I’m still not convinced by iBooks. Apple have tried – and, I’m led to believe – succeeded in producing an e-reading solution that well mimics the experience of reading an actual (paper) book. But, for Apple, who have always tried to kick arse in all they do, that’s not enough. The iPod wasn’t merely ‘as good as’ the competition: it blew every other portable music player out of the water. The iPhone trounced the competition, too. (And, for that matter, so too did the original Macintosh). If Apple really want to annihilate Amazon or Barnes & Noble, they have to produce the best reading solution, period.
One issue I have with iBooks is that the app doesn’t (appear) to track an individual’s reading history. Why not? Readers want to know this stuff: how long they spend reading daily, whether they’re reading more or less than they used to, which books they read most quickly, and so on. From Apple’s perspective, tracking how often users read specific titles, and for how long, could be used in the aggregate to accurately recommend new books to users in the iBookstore. I’m not going to attempt to explain how I think Apple should handle this, because Navel Labs already have the perfect solution with their iPhone app ReadMore.
Using ReadMore (screenshots from my ‘Stack’ above), you’re asked to compile a ‘Reading Stack’ of the books you’re currently reading. When you sit down to read a book on your stack, you tap the title of the book in ReadMore which starts a timer. When you’ve finished your reading sessions, you wake your iPhone, stop the timer, tap in the number of the page you’re up to, and you’re done. ReadMore uses this data to track your reading history, offering a prediction as to how long it will take you to read each specific book on your stack. Not only is it handy, but it pushes you to read more quickly, and more often.
It seems a fairly sure bet that these features are coming. After all, iTunes Genius already tracks music play counts and sends that data to Apple’s servers in order to suggest recommended tracks to purchase at the iTunes Music Store. And the App Store gained Genius with OS 3.0. So it’s a no-brainer that an update to iBooks later this year will include these tracking features, marketed as (duh) ‘iBooks Genius’.
But perhaps Apple could go further.

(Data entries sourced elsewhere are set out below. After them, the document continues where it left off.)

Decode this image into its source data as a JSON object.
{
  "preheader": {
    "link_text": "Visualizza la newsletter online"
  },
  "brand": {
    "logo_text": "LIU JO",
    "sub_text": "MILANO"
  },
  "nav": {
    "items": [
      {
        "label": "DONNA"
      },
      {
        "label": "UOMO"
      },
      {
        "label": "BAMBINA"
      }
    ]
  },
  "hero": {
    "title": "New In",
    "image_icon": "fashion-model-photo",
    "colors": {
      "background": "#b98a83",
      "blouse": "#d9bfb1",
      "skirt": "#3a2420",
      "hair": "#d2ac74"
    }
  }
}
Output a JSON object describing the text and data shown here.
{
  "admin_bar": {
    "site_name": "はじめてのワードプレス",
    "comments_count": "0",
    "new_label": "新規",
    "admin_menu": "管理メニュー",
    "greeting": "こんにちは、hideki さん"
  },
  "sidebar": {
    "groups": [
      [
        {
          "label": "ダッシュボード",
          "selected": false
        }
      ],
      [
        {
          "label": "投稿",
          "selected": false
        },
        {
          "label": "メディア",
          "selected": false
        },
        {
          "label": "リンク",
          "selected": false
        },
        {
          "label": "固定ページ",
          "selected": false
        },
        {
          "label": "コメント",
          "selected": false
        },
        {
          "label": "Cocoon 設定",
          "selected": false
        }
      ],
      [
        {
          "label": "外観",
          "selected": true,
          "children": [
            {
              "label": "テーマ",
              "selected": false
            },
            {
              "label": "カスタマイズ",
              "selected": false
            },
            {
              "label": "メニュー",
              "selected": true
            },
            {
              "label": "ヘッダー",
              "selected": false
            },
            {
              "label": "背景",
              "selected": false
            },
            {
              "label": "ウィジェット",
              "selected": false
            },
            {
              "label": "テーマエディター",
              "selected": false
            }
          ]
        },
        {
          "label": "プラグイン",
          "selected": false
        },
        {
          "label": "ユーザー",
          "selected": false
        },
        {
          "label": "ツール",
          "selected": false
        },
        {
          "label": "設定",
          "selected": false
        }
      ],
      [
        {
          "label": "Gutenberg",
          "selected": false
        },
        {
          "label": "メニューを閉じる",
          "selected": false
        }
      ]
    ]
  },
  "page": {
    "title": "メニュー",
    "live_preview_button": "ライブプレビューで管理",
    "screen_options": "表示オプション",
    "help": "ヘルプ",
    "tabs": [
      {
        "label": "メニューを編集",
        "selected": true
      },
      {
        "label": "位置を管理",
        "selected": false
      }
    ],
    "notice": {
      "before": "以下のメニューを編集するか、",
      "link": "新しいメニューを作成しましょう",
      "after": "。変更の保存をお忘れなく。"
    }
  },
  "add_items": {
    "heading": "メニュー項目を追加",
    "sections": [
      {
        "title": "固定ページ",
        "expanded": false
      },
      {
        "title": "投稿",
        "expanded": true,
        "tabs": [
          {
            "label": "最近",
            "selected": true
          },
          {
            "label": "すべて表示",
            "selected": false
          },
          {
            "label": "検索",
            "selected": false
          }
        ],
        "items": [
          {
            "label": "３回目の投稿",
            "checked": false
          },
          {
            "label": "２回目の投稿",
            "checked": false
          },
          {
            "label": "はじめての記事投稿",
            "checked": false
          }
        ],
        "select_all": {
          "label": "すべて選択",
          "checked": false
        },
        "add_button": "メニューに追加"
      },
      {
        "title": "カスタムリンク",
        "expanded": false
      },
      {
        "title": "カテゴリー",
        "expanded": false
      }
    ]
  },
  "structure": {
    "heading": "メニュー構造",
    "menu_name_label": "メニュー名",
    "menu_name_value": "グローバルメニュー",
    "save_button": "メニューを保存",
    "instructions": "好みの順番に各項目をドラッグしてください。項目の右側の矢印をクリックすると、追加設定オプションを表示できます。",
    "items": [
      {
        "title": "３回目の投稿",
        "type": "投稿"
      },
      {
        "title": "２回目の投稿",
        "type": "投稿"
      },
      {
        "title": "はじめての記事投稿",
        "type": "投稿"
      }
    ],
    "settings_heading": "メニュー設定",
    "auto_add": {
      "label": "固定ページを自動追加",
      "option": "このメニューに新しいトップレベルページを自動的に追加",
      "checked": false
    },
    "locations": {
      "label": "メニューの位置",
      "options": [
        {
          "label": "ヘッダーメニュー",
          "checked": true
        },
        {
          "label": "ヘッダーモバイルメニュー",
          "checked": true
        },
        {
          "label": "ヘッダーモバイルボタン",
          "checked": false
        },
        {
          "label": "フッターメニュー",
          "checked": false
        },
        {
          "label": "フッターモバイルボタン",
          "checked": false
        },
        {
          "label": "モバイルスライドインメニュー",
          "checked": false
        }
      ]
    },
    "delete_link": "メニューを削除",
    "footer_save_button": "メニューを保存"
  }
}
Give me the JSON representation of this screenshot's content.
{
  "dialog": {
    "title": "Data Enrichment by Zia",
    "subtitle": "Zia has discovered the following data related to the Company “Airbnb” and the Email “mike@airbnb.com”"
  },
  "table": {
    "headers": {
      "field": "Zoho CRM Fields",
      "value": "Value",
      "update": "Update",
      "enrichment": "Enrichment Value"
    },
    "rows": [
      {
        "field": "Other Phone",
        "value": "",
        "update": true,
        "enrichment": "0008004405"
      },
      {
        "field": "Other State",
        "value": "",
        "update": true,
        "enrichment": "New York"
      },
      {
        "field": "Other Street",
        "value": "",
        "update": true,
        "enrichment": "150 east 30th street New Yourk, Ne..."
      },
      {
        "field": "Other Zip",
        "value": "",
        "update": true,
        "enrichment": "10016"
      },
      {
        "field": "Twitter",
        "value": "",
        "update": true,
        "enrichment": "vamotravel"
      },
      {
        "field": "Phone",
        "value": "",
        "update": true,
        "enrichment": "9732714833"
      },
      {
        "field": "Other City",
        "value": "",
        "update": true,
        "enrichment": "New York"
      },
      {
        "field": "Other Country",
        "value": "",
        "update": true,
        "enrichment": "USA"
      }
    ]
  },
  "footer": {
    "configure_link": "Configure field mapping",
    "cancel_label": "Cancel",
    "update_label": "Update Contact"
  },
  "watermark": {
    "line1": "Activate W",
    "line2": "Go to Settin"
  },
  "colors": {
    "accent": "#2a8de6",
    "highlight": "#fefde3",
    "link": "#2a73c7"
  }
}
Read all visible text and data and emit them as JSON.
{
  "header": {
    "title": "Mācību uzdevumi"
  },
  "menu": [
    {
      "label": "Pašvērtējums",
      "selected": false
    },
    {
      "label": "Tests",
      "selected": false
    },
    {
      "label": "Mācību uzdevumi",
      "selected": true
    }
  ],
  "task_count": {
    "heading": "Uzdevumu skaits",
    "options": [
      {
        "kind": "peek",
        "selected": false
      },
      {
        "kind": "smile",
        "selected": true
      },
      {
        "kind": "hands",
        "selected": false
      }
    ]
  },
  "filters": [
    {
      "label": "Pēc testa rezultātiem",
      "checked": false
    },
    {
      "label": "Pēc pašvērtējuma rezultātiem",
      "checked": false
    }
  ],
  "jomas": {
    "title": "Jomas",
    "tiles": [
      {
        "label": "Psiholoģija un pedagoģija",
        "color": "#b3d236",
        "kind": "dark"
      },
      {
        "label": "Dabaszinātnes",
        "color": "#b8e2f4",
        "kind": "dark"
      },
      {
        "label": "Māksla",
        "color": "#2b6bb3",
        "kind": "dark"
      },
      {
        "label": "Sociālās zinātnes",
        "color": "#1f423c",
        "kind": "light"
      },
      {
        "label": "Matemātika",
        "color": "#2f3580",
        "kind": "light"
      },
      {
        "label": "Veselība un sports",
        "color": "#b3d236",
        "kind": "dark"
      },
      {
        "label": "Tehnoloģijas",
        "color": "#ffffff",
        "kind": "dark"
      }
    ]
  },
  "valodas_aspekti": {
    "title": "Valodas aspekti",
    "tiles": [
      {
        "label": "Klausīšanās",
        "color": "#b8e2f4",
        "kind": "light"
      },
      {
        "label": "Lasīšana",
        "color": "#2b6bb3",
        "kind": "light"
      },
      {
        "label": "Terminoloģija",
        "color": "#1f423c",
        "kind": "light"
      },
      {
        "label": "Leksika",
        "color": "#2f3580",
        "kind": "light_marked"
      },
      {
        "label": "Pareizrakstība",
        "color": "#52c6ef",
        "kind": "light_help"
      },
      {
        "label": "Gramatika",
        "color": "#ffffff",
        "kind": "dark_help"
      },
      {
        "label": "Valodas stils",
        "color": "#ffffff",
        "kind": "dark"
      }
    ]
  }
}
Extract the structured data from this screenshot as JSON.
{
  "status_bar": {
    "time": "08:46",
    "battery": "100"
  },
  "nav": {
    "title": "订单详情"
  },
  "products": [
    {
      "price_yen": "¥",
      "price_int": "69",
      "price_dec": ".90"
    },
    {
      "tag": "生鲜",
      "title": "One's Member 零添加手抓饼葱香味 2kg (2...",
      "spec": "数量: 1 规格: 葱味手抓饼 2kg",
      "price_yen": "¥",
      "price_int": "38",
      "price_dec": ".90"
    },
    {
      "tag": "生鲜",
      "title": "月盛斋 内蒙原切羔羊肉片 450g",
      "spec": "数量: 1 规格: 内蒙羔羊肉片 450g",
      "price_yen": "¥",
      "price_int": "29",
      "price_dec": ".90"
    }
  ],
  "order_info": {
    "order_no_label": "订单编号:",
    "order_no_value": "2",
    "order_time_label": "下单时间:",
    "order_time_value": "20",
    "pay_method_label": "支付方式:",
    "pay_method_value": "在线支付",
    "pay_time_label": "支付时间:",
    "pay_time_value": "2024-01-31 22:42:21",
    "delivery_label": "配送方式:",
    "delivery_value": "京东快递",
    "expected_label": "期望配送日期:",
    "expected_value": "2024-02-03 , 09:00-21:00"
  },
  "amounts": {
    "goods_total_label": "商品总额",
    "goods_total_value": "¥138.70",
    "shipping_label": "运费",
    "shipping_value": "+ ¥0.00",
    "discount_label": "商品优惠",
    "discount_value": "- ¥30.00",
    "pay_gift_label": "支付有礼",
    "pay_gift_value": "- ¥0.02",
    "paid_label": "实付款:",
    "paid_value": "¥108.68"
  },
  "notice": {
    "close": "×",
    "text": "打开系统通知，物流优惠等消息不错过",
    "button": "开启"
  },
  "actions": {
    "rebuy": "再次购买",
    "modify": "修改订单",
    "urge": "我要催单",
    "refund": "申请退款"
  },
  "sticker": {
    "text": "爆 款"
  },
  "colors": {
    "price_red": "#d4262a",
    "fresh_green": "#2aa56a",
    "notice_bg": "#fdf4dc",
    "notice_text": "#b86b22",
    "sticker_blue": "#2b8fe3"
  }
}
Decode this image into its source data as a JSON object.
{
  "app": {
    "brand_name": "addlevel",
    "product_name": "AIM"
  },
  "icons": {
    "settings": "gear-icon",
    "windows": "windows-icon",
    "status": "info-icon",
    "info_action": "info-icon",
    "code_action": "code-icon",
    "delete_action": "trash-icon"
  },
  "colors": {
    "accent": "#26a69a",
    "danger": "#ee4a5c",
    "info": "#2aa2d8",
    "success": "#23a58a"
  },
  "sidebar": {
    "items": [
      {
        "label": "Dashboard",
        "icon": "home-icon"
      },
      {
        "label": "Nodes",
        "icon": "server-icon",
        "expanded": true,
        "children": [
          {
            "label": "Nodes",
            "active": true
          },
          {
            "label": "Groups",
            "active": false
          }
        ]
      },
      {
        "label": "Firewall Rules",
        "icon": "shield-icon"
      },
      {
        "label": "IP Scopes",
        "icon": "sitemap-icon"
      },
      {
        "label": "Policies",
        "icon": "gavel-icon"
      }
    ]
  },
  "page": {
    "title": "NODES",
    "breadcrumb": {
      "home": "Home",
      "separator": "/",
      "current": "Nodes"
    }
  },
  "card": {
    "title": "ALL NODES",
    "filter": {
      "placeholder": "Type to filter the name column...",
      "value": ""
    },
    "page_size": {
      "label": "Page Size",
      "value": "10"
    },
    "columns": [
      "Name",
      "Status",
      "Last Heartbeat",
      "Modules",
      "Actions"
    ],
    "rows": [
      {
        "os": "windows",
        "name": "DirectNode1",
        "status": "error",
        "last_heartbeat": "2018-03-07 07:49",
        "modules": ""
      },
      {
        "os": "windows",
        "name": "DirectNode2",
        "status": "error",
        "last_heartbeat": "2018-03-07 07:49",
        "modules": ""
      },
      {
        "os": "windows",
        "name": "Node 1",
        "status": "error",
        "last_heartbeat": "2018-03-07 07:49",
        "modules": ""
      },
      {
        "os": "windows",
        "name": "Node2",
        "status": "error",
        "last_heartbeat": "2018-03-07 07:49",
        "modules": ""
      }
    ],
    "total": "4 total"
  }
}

How about moving away from conceptualising the iBookstore as a straightforward shopfront (which carries negative connotations of anonymity and passive consumerism), and promoting it more as a kind of reader’s community, along the lines of Goodreads? We shouldn’t forget that reading is social, as well as solitary: we like to know what our friends are reading, and, overwhelmingly, we make decisions about what to read based on their recommendations. So why not allow users to browse their friends’ ‘iBookshelves’? Or why not push the idea of a ‘Book Club’, in which one title is promoted a week (or, perhaps, one title per genre), and readers are then able to use the iBookstore to discuss that book with other users? In order to lock users into iBooks, the iBookstore has to feel like a community, not just some generic site you go to download ePub files. I don’t think that Apple can just replicate the iTunes Music Store formula and hope for an automatic success here: books aren’t songs. In order to compete with Amazon (or, indeed, your local independent bookstore) the iBookstore must offer the most enjoyable, compelling, and social book-buying experience available.
Finally, there’s the question of what iBooks means for independent authors. Surely the real success of the platform will lie in the ‘long tail’ – allowing writers to publish professionally, without needing to prostrate themselves before the big publishing houses. If Apple are serious about iBooks, they’ll provide independent writers with the tools to publish their work on the iBooks platform. Those authors will then become platform ambassadors, because it will become in their best interests to promote iBooks to potential readers.
(As a sidenote, I think it’s interesting, and says something about Apple’s commitment to the project, that apple.com/ibooks returns a ‘Page Not Found’ error instead of redirecting to apple.com/ipad/features/ibooks.html. Not to mention the fact that typing ‘ibooks.com’ into your browser takes you to a ‘Coming Soon!’ page from NetworkSolutions, whereas typing, say, ‘appstore.com’ takes you directly to the relevant page on apple.com. Quit clowning around, Apple – this book business is serious).